Provider Comparison¶
Local vs API-Based Providers¶
| Aspect | Local Providers | API-Based Providers |
|---|---|---|
| Privacy | Data stays local | Data sent to external service |
| Cost | Hardware cost only | Per-request pricing |
| Speed | Depends on hardware | Generally consistent |
| Reliability | No network dependency | Requires internet |
| Setup | Install dependencies | API key only |
| Model updates | Manual updates | Automatic |
When to Use Each¶
Use local providers (whisper-local, docling, crawl4ai) when: - Data privacy is critical - Processing large volumes (cost savings) - Working offline - Consistent latency is needed
Use API-based providers when: - No local hardware for processing - Occasional use (simpler setup) - Need latest model improvements automatically - Don't want to manage Docker services
Creating Custom Providers¶
Gobbler's provider system is extensible.
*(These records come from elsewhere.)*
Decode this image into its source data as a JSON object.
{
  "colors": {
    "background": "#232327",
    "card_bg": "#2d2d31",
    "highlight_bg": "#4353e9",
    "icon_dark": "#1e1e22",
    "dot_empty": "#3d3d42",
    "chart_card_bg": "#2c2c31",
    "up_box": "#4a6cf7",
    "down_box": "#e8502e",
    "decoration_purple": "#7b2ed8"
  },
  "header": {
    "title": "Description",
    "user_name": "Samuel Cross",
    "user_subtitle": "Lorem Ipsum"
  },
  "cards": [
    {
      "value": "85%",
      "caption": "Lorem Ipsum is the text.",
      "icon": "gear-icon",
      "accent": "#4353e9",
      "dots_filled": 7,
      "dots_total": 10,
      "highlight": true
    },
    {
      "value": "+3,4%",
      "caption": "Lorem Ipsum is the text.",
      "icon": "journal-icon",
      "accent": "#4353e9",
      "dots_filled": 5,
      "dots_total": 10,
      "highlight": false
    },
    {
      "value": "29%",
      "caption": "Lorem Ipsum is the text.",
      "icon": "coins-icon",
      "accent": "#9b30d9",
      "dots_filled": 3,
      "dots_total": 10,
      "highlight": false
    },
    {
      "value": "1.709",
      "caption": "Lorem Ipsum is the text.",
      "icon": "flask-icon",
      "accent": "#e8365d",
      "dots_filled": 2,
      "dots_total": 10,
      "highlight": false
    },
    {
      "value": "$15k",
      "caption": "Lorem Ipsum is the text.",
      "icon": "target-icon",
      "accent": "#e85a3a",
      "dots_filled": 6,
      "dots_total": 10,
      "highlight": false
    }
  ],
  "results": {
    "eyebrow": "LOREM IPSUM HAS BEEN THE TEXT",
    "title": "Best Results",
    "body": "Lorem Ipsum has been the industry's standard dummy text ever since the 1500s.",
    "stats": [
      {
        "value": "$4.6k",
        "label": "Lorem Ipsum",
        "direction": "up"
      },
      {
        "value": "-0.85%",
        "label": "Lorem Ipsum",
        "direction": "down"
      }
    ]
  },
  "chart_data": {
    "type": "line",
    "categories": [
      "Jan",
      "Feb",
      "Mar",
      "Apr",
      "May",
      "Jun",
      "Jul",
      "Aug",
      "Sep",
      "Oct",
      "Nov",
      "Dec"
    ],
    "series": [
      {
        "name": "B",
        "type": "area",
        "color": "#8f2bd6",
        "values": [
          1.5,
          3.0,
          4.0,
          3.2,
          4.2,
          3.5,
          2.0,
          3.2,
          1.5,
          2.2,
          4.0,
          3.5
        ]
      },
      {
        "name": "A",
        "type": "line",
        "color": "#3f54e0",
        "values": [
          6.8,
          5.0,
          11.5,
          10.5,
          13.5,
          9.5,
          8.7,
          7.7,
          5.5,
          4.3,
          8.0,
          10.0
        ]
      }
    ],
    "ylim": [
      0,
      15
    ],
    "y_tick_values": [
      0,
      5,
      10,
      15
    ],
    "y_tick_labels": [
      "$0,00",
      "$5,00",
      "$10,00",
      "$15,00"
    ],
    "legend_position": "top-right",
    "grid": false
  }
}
To create a custom provider:
1. Implement the Base Class¶
from gobbler_core.providers.transcription.base import (
TranscriptionProvider,
TranscriptionResult,
TranscriptionSegment,
)
class MyTranscriptionProvider(TranscriptionProvider):
"""Custom transcription provider using MyService."""
@property
def name(self) -> str:
return "my-provider"
async def transcribe(
self,
audio_path: Path,
language: str = "auto",
**options,
) -> TranscriptionResult:
# Your implementation here
return TranscriptionResult(
text="transcribed text",
segments=[],
language="en",
duration=120.0,
)
def supports_format(self, file_extension: str) -> bool:
return file_extension.lower() in {".mp3", ".wav"}
2. Register with the Registry¶
from gobbler_core.providers.registry import ProviderRegistry
# At module load time
ProviderRegistry.register("transcription", "my-provider", MyTranscriptionProvider)
3. Add Configuration¶
providers:
transcription:
default: my-provider
my-provider:
api_key: ${MY_API_KEY}
endpoint: https://api.myservice.com
For detailed implementation guidance, see Contributing.
Architecture¶
The provider abstraction uses a registry pattern:
┌─────────────────────────────────────────────────────────────┐
│ ProviderRegistry │
├─────────────────────────────────────────────────────────────┤
│ register(category, name, provider_class) │
│ create(category, name, **kwargs) -> Provider │
│ list_providers(category) -> list[str] │
│ get_provider_info(category, name) -> dict │
└─────────────────────────────────────────────────────────────┘
│
┌─────────────────────┼─────────────────────┐
▼ ▼ ▼
┌────────────────┐ ┌───────────────┐ ┌───────────────┐
│ transcription │ │ document │ │ webpage │
├────────────────┤ ├───────────────┤ ├───────────────┤
│ whisper-local │ │ docling │ │ crawl4ai │
│ openai-whisper │ │ │ │ │
└────────────────┘ └───────────────┘ └───────────────┘
Base Classes¶
Each category has an abstract base class defining the interface:
| Category | Base Class | Key Method |
|---|---|---|
transcription | TranscriptionProvider | transcribe(audio_path, language) |
document | DocumentProvider | convert(file_path, ocr) |
webpage | WebPageProvider | fetch(url, timeout) |
Result Types¶
Each category returns a standardized result type:
TranscriptionResult- text, segments, language, durationDocumentResult- markdown, pages, metadataWebPageResult- markdown, title, url, links
See Architecture for implementation details.